The Peacock and the Fox
A Fox, who had an eye on a Peacock, was one day standing in a field with his face turned up to the sky.
“Reynard,” said the Peacock, “what have you been doing?”
“Oh, I have been counting the stars,” said the Fox.
“How many are they?” said the Peacock.
“About as many as the fools on earth,” said the Fox.
“But which do you think is the greater, the number of the stars or of the fools?” asked the Peacock.
“If you put it so, I should say the fools are more by one,” said the Fox.
“Who is that one?” said the Peacock.
“Why, my own silly self!” said the Fox.
“How are you silly, Reynard?” questioned the Peacock.
“Why, was it not foolish of me to count the stars in the sky, when I could have counted the stars in your brilliant plumage to better advantage?” said the Fox.
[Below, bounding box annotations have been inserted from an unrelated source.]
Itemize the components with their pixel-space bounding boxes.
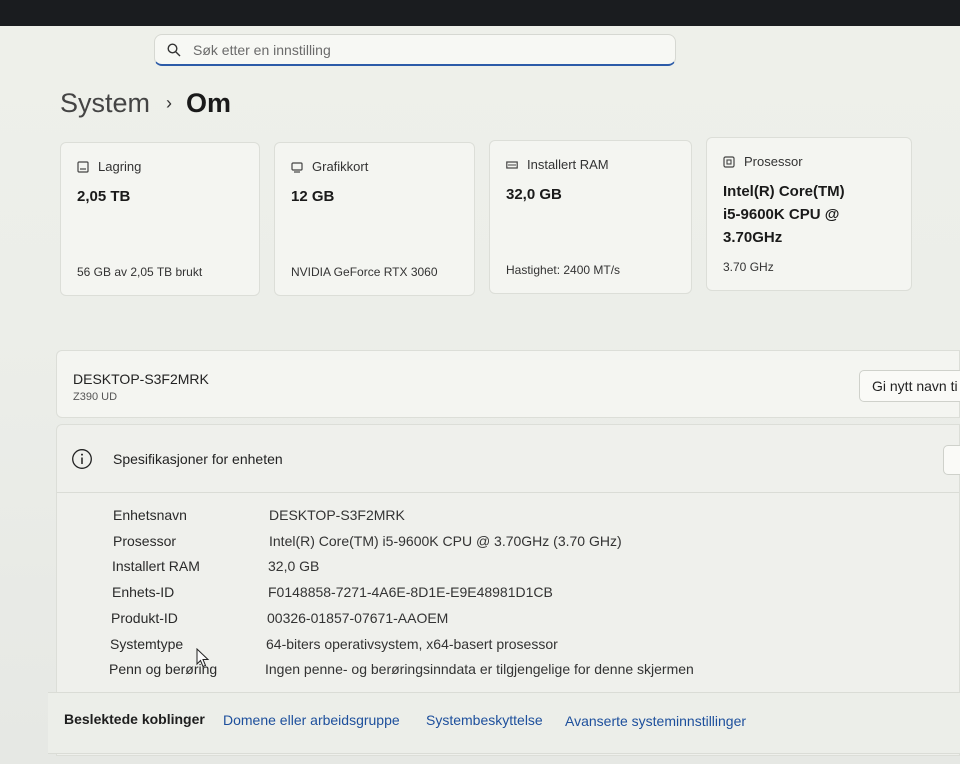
- card-value: 32,0 GB: [506, 186, 562, 203]
- card-value: 12 GB: [291, 188, 335, 205]
- spec-row: Enhets-ID F0148858-7271-4A6E-8D1E-E9E489…: [112, 584, 553, 600]
- spec-label: Enhets-ID: [112, 584, 175, 600]
- card-title: Grafikkort: [312, 159, 369, 174]
- ram-icon: [506, 160, 518, 169]
- specs-title: Spesifikasjoner for enheten: [113, 450, 283, 467]
- related-links-bar: Beslektede koblinger Domene eller arbeid…: [48, 692, 960, 754]
- spec-row: Systemtype 64-biters operativsystem, x64…: [110, 636, 558, 652]
- card-title: Installert RAM: [527, 157, 609, 172]
- card-processor[interactable]: Prosessor Intel(R) Core(TM) i5-9600K CPU…: [706, 137, 912, 291]
- spec-label: Systemtype: [110, 636, 184, 652]
- spec-row: Enhetsnavn DESKTOP-S3F2MRK: [113, 507, 405, 523]
- breadcrumb-system[interactable]: System: [60, 88, 150, 119]
- storage-icon: [77, 160, 89, 173]
- spec-label: Installert RAM: [112, 558, 200, 574]
- processor-icon: [723, 155, 735, 168]
- spec-row: Installert RAM 32,0 GB: [112, 558, 319, 574]
- spec-value: DESKTOP-S3F2MRK: [269, 507, 405, 523]
- card-subtext: 3.70 GHz: [723, 260, 774, 274]
- card-value: Intel(R) Core(TM) i5-9600K CPU @ 3.70GHz: [723, 180, 845, 249]
- rename-pc-button[interactable]: Gi nytt navn ti: [859, 370, 960, 402]
- chevron-right-icon: ›: [166, 93, 173, 113]
- card-subtext: NVIDIA GeForce RTX 3060: [291, 265, 438, 279]
- spec-value: 32,0 GB: [268, 558, 320, 574]
- spec-value: F0148858-7271-4A6E-8D1E-E9E48981D1CB: [268, 584, 553, 600]
- search-icon: [167, 42, 181, 56]
- card-subtext: 56 GB av 2,05 TB brukt: [77, 265, 203, 279]
- spec-row: Prosessor Intel(R) Core(TM) i5-9600K CPU…: [113, 533, 622, 549]
- copy-button[interactable]: [943, 445, 960, 475]
- spec-value: 64-biters operativsystem, x64-basert pro…: [266, 636, 558, 652]
- spec-label: Prosessor: [113, 533, 177, 549]
- spec-label: Produkt-ID: [111, 610, 178, 626]
- settings-window: System › Om Lagring 2,05 TB 56 GB av 2,0…: [0, 26, 960, 764]
- spec-value: Intel(R) Core(TM) i5-9600K CPU @ 3.70GHz…: [269, 533, 622, 549]
- card-ram[interactable]: Installert RAM 32,0 GB Hastighet: 2400 M…: [489, 140, 692, 294]
- device-name-panel: DESKTOP-S3F2MRK Z390 UD Gi nytt navn ti: [56, 350, 960, 418]
- link-system-protection[interactable]: Systembeskyttelse: [426, 712, 543, 728]
- graphics-card-icon: [291, 161, 303, 173]
- card-value: 2,05 TB: [77, 188, 131, 205]
- card-value-line: 3.70GHz: [723, 229, 783, 246]
- spec-value: Ingen penne- og berøringsinndata er tilg…: [265, 661, 694, 677]
- search-input[interactable]: [193, 41, 633, 58]
- spec-row: Produkt-ID 00326-01857-07671-AAOEM: [111, 610, 448, 626]
- info-icon: [72, 448, 92, 469]
- breadcrumb: System › Om: [60, 88, 231, 119]
- card-subtext: Hastighet: 2400 MT/s: [506, 263, 621, 277]
- mouse-pointer-icon: [196, 648, 210, 668]
- spec-value: 00326-01857-07671-AAOEM: [267, 610, 449, 626]
- link-domain-workgroup[interactable]: Domene eller arbeidsgruppe: [223, 712, 400, 728]
- card-title: Lagring: [98, 159, 142, 174]
- device-model: Z390 UD: [73, 391, 118, 403]
- device-name: DESKTOP-S3F2MRK: [73, 371, 209, 387]
- card-value-line: Intel(R) Core(TM): [723, 183, 845, 200]
- card-value-line: i5-9600K CPU @: [723, 206, 840, 223]
- specs-header[interactable]: Spesifikasjoner for enheten: [57, 425, 960, 493]
- search-box[interactable]: [154, 34, 676, 66]
- related-links-heading: Beslektede koblinger: [64, 711, 205, 727]
- card-graphics[interactable]: Grafikkort 12 GB NVIDIA GeForce RTX 3060: [274, 142, 475, 296]
- spec-label: Penn og berøring: [109, 661, 218, 677]
- page-title: Om: [186, 88, 232, 118]
- spec-label: Enhetsnavn: [113, 507, 187, 523]
- card-storage[interactable]: Lagring 2,05 TB 56 GB av 2,05 TB brukt: [60, 142, 260, 296]
- link-advanced-system-settings[interactable]: Avanserte systeminnstillinger: [565, 713, 746, 729]
- card-title: Prosessor: [744, 154, 803, 169]
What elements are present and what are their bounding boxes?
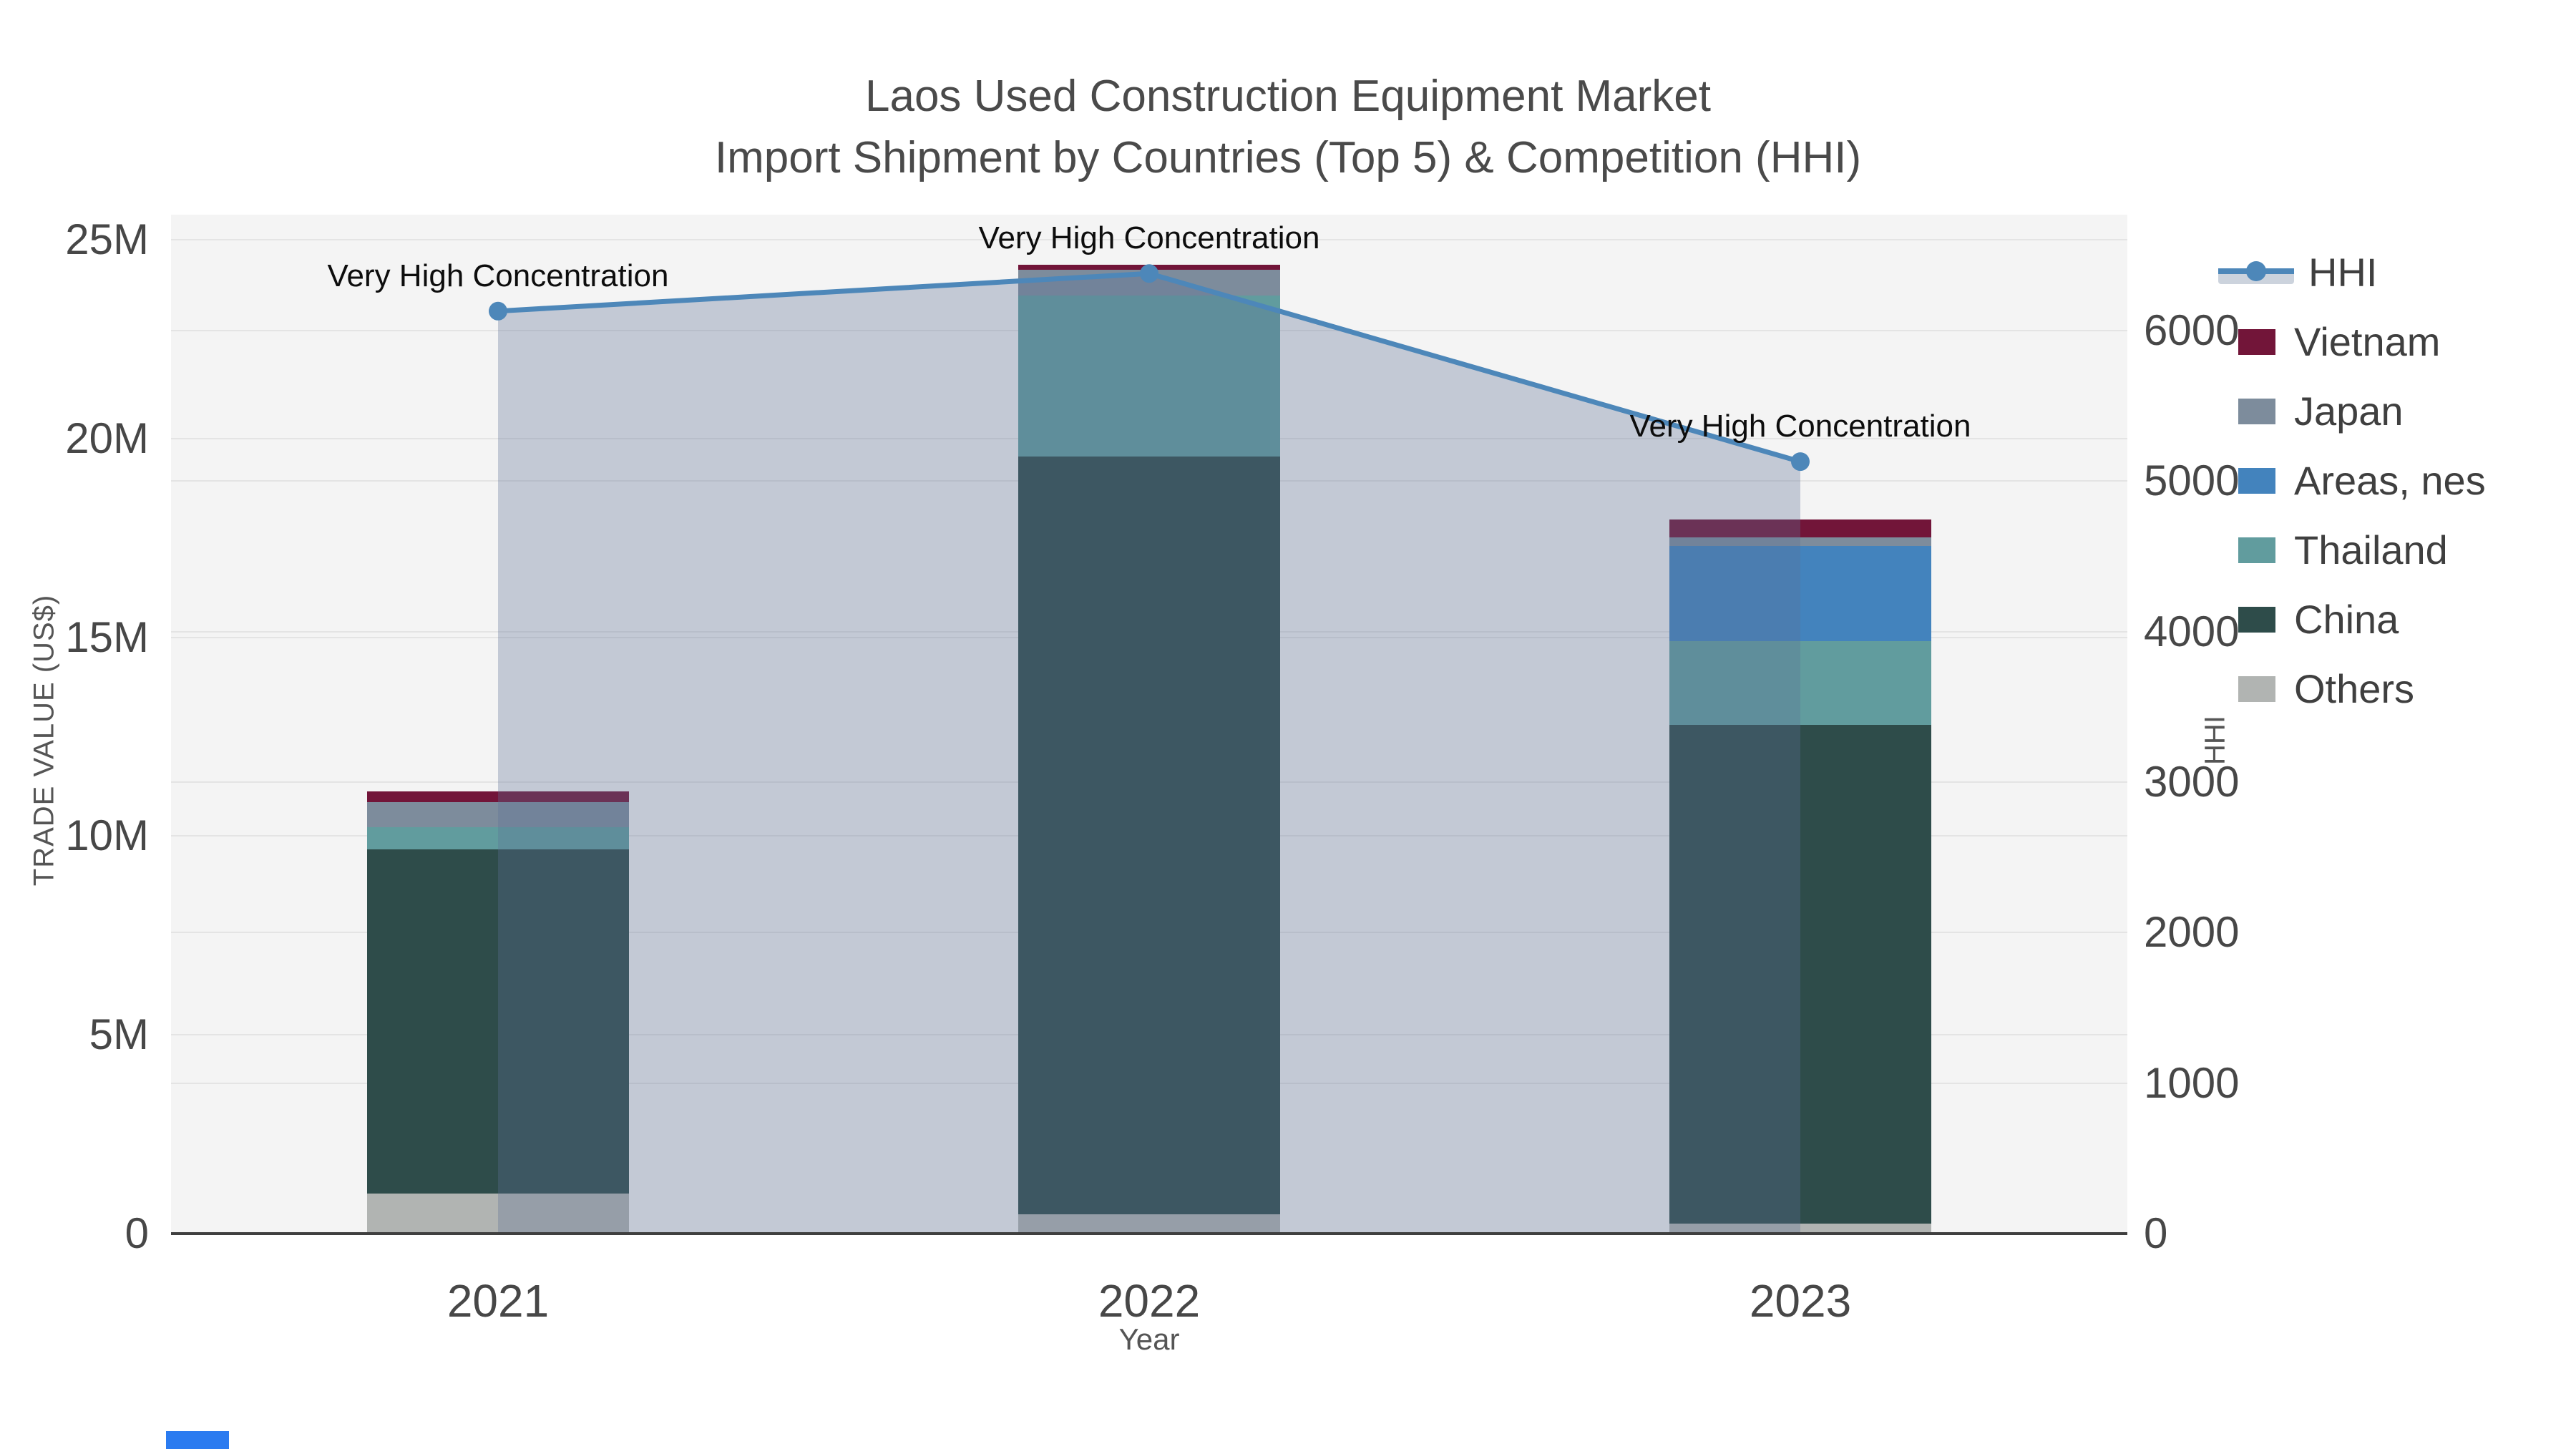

“No, Reynard,” said the Peacock, “therein is not your folly—although there is neither wit nor wisdom in your prattle—but in the thought that your fine words would make an easy prey of me!”
The Fox quietly left the place, saying: “The Knave that hath been found out cannot have legs too quick.”
The Tiger and the Giraffe
A Tiger, named Old Guile, who had grown weak with age, was lying under a tree by the side of a lake in quest of some animal off which he could make a meal.
A Giraffe, named Tall Stripes, who came to the lake to quench his thirst, attracted his attention, and Old Guile addressed him as follows: “Oh, what a happy day! I see there the son of my old friend Yellow Haunch, who lived in the great forest near that distant mountain.”
Tall Stripes was astonished to hear the words of Old Guile, and asked him how he, a Tiger, could be the friend of his father, a Giraffe.
“I am not surprised at your question,” replied Old Guile; “it is a truth known to very few indeed that the Tiger and the Giraffe belong to the same family. Just look at your skin and my own: yours is of a pale yellow colour, mine is very nearly the same; you have stripes, I have them, too. What more proofs do you want?”
Tall Stripes, who was extremely simple and guileless, believed these words, and said: “I am very happy to know that my father was your friend, and that we are of the same family. Can I do anything for you?”
Old Guile replied, “No, thank you; old as I am, I make it a point of relying on myself. Further, a great part of my time is spent in prayer and meditation; for I consider it necessary, at this age, to devote all my attention to spiritual things. It will, however, be a great gratification to me to have your company whenever you should chance to pass by this lake.”
Tall Stripes acceded to this request, and was about to go on his Way, when Old Guile observed; “My dear Tall Stripes, you are well aware of the instability of all earthly things. I am old and infirm, and who knows what may happen to me to-morrow. Perhaps I may not see you again; so let me do myself the pleasure of embracing you before you leave me for the present.”